Tsao & McKown gave the bathrooms louvered doors that open to expose the tubs to the bedrooms (and, in many cases, to spectacular New York Harbor views). There are also large showers behind glass panels, where Tsao & McKown addressed a problem many other designers have ignored: a hole in the glass lets you reach the faucet — adjusting temperature and pressure — before you step into the shower.
Tsao & McKown also designed what Mr. Azria calls “Murphy offices” installed behind sliding closet doors, with woodwork as well crafted as anything on an oligarch’s yacht.
Equally refined are the “Murphy kitchens,” compact units of sleek cabinets and appliances, extremely handsome but with precious little work space. Mr. Tsao said: “The bathrooms are bigger than the kitchens, but that’s how people live. You come home from work not to cook a meal, but to decompress. It’s the mise-en-scène of a contemporary life.”
Mr. Tsao, told that some units would be rented out, said potential tenants “are lucky that, because of economic hardship, they can get something built” at a time when developers were competing to create the most luxurious buildings. “Rentals,” he said, “are never built to that standard.”

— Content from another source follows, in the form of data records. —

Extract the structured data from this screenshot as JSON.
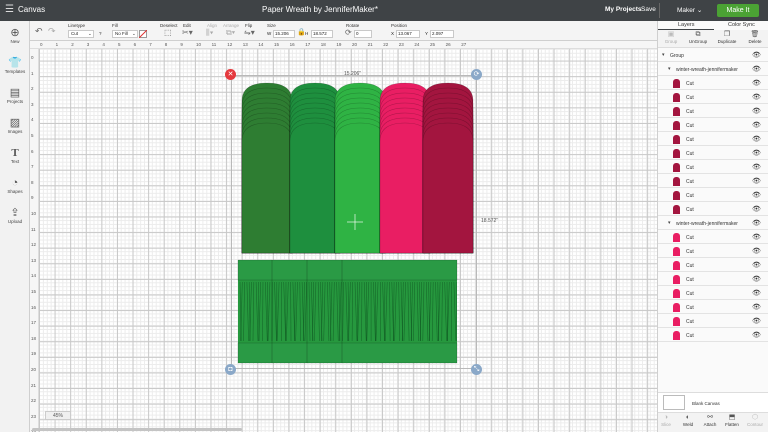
{
  "window": {
    "menu_icon": "hamburger-icon",
    "app_name": "Canvas",
    "title": "Paper Wreath by JenniferMaker*",
    "my_projects": "My Projects",
    "save": "Save",
    "machine": "Maker",
    "make_it": "Make It"
  },
  "toolbar": {
    "linetype_label": "Linetype",
    "linetype_value": "Cut",
    "fill_label": "Fill",
    "fill_value": "No Fill",
    "deselect_label": "Deselect",
    "edit_label": "Edit",
    "align_label": "Align",
    "arrange_label": "Arrange",
    "flip_label": "Flip",
    "size_label": "Size",
    "w_label": "W",
    "w_value": "15.206",
    "h_label": "H",
    "h_value": "18.572",
    "rotate_label": "Rotate",
    "rotate_value": "0",
    "position_label": "Position",
    "x_label": "X",
    "x_value": "13.067",
    "y_label": "Y",
    "y_value": "2.097"
  },
  "left_nav": [
    {
      "label": "New",
      "icon": "plus-icon"
    },
    {
      "label": "Templates",
      "icon": "shirt-icon"
    },
    {
      "label": "Projects",
      "icon": "projects-icon"
    },
    {
      "label": "Images",
      "icon": "images-icon"
    },
    {
      "label": "Text",
      "icon": "text-icon"
    },
    {
      "label": "Shapes",
      "icon": "shapes-icon"
    },
    {
      "label": "Upload",
      "icon": "upload-icon"
    }
  ],
  "ruler": {
    "top": [
      "0",
      "1",
      "2",
      "3",
      "4",
      "5",
      "6",
      "7",
      "8",
      "9",
      "10",
      "11",
      "12",
      "13",
      "14",
      "15",
      "16",
      "17",
      "18",
      "19",
      "20",
      "21",
      "22",
      "23",
      "24",
      "25",
      "26",
      "27"
    ],
    "left": [
      "0",
      "1",
      "2",
      "3",
      "4",
      "5",
      "6",
      "7",
      "8",
      "9",
      "10",
      "11",
      "12",
      "13",
      "14",
      "15",
      "16",
      "17",
      "18",
      "19",
      "20",
      "21",
      "22",
      "23",
      "24"
    ]
  },
  "canvas": {
    "width_label": "15.206\"",
    "height_label": "18.572\"",
    "zoom": "45%",
    "leaf_colors": [
      "#2e7d32",
      "#1e8f3e",
      "#2fb344",
      "#e91e63",
      "#a3153f"
    ],
    "band_color": "#26983e",
    "close_icon": "close-icon",
    "rotate_icon": "rotate-icon",
    "lock_icon": "lock-icon",
    "resize_icon": "resize-icon"
  },
  "panel": {
    "tabs": [
      "Layers",
      "Color Sync"
    ],
    "tools": [
      {
        "label": "Group",
        "icon": "group-icon"
      },
      {
        "label": "UnGroup",
        "icon": "ungroup-icon"
      },
      {
        "label": "Duplicate",
        "icon": "duplicate-icon"
      },
      {
        "label": "Delete",
        "icon": "trash-icon"
      }
    ],
    "group_label": "Group",
    "subgroup1": "winter-wreath-jennifermaker",
    "subgroup1_layers": [
      {
        "label": "Cut",
        "color": "#a3153f"
      },
      {
        "label": "Cut",
        "color": "#a3153f"
      },
      {
        "label": "Cut",
        "color": "#a3153f"
      },
      {
        "label": "Cut",
        "color": "#a3153f"
      },
      {
        "label": "Cut",
        "color": "#a3153f"
      },
      {
        "label": "Cut",
        "color": "#a3153f"
      },
      {
        "label": "Cut",
        "color": "#a3153f"
      },
      {
        "label": "Cut",
        "color": "#a3153f"
      },
      {
        "label": "Cut",
        "color": "#a3153f"
      },
      {
        "label": "Cut",
        "color": "#a3153f"
      }
    ],
    "subgroup2": "winter-wreath-jennifermaker",
    "subgroup2_layers": [
      {
        "label": "Cut",
        "color": "#e91e63"
      },
      {
        "label": "Cut",
        "color": "#e91e63"
      },
      {
        "label": "Cut",
        "color": "#e91e63"
      },
      {
        "label": "Cut",
        "color": "#e91e63"
      },
      {
        "label": "Cut",
        "color": "#e91e63"
      },
      {
        "label": "Cut",
        "color": "#e91e63"
      },
      {
        "label": "Cut",
        "color": "#e91e63"
      },
      {
        "label": "Cut",
        "color": "#e91e63"
      }
    ],
    "blank_canvas": "Blank Canvas",
    "footer": [
      {
        "label": "Slice",
        "icon": "slice-icon"
      },
      {
        "label": "Weld",
        "icon": "weld-icon"
      },
      {
        "label": "Attach",
        "icon": "attach-icon"
      },
      {
        "label": "Flatten",
        "icon": "flatten-icon"
      },
      {
        "label": "Contour",
        "icon": "contour-icon"
      }
    ]
  }
}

Still, not all the building’s planned amenities have materialized. What was going to be a Dean & DeLuca store off the lobby is still a vacant space. (Mr. Mendel said CIM was seeking a “first-class restaurant or food and beverage operator.”) Mr. Balazs also failed to win approval for a 195-space parking garage below the building. (CIM hopes to correct that, too.) And a conversation pit, on original lobby renderings, has yet to be installed. Mr. Tsao said the pit, “constructed by a wonderful cabinetmaker that I found in China,” was being stored, in pieces, in a warehouse in Long Island City. “I hope they put it in,” he said.
http://www.nytimes.com/2011/01/30/re...ref=realestate
LOL!
Unmentioned Luxury
To the Editor:
Your article of Jan. 30, “A Lavish Lifestyle, and Now Renters, Too,” describes some of the amenities of William Beaver House.
But you failed to mention the greatest benefit to prospective renters. William Beaver House is the only building in New York City from which you are guaranteed that you cannot see the ugliest building in New York City, William Beaver House.
(Yes, I can see WBH from my windows.) Mary Foutz
Brooklyn Heights
http://www.nytimes.com/2011/02/06/re...er=rss&emc=rss
Having to look at those Kaufman-grade yellow LEGO blocks right outside my window? No thanks.
Actually. I'm wrong. I'm not exaggerating: a wall actually built of LEGO would look more graceful than that - at least it would have smooth edges, nice connections (instead of that unfinished mortar schlock) and a nice glimmer when viewed from afar. If your architecture is worse than LEGO, then... I'm sorry.
GALAK P2V
Bad. Bad. Bad. Bad. Bad. Bad. Bad. Bad. Bad. Bad. Bad. Bad.